Me he convertido en un soñador anhelante y alegrarme es la primera ilusión de mi existencia…

No recuerdo con exactitud porqué estaba allí y cuál fue el primer día que me alisté. Pero sí me viene a la memoria perfectamente aquel amanecer, en apariencia cualquiera, pero diferente. Eran las seis de la madrugada, el cielo presentaba un matiz sombrío y los cañones no cesaban de tronar. No llevaba el equipo adecuado, temblaba de frío e iba sin impermeable; y al desembarcar las viejas botas de suela de cáñamo hicieron agua en los charcos llenos de barro. Avanzaba deprisa, agachado, mientras de forma milagrosa, un concluyente silbido de balas y artificio parecían evitar mi escuálido físico. Y yo, con tal de trampear la partida de la vida, me arrastré embozado entre los cañaverales.

Divisé la entrada del búnker a menos de cinco metros y en sus férreas aberturas vi asomar el acerado cañón del fusil ametrallador. Me dije a mi mismo: “Más vale prevenir que curar” y me dispuse a rematar la faena. De improviso tuve una extraña sensación: No sentí miedo ni deseos de reflexionar, tan sólo un impulso especial y desconocido me indujo a aventurarme en el interior de la defensa.

No me oyó entrar. Estaba de espaldas y el único objetivo en el que centraba su atención era observar por la abertura.
No hablé. Se giró con soltura nada más oír el percutor de mi pistola y permaneció mirándome con aquellos ojos diamantinos, plegó el entrecejo en un susurro y me dijo:

- A qué esperas, hazlo ya...

Sencillamente no fui capaz pero ella, el amor que siempre anhelé, lo hizo por mí.

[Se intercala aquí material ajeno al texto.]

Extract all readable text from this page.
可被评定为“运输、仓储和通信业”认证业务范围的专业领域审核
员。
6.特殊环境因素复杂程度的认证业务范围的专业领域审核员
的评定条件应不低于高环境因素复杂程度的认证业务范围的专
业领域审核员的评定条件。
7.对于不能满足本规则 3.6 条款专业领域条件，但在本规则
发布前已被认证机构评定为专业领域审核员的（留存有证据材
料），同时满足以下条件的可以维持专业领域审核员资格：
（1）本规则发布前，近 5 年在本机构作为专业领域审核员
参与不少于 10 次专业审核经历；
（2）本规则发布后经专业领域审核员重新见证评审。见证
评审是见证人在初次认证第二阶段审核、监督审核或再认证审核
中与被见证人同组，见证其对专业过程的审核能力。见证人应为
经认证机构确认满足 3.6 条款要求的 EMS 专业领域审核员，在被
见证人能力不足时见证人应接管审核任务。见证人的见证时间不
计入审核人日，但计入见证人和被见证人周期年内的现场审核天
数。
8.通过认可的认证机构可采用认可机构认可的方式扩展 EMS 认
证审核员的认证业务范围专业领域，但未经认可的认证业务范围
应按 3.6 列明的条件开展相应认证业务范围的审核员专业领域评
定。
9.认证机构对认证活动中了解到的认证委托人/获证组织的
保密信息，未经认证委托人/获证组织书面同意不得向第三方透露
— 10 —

Escapamos de la fortificación, descubrí el lugar donde estaba enterrada su hija Lissete. Los anocheceres me tendía junto a su cuerpo doliente, lo abrazaba con todas mis fuerzas y juntos llorábamos hasta el alba. Los amaneceres, cuando ella se dormía, recogía flores: malvas, lirios, rosas rojas, amapolas, y las depositaba sobre la sepultura de su cariño.
En meses sucesivos me enamoré de su delicada cabellera rubia, de su abierta sonrisa, de su manera de angustiarse en los días de monótona lluvia, de sus manos suaves y fibrosas, de su forma de punzarse los labios cuando algo le contrariaba y sobre todo, del aroma agradable y acentuado que exhalaba al retornar junto a mí y atravesarme sin verme.

Sí, me he convertido en un soñador anhelante y alegrarme al descubrir los fugaces instantes en que ella siente mi presencia, se detiene, fuerza la vista sin éxito y con dolor considera su lamentable error, es la primera ilusión y colma mi existencia como sobrenatural esencia incorpórea…


José Fernández del Vallado. Josef. 2007.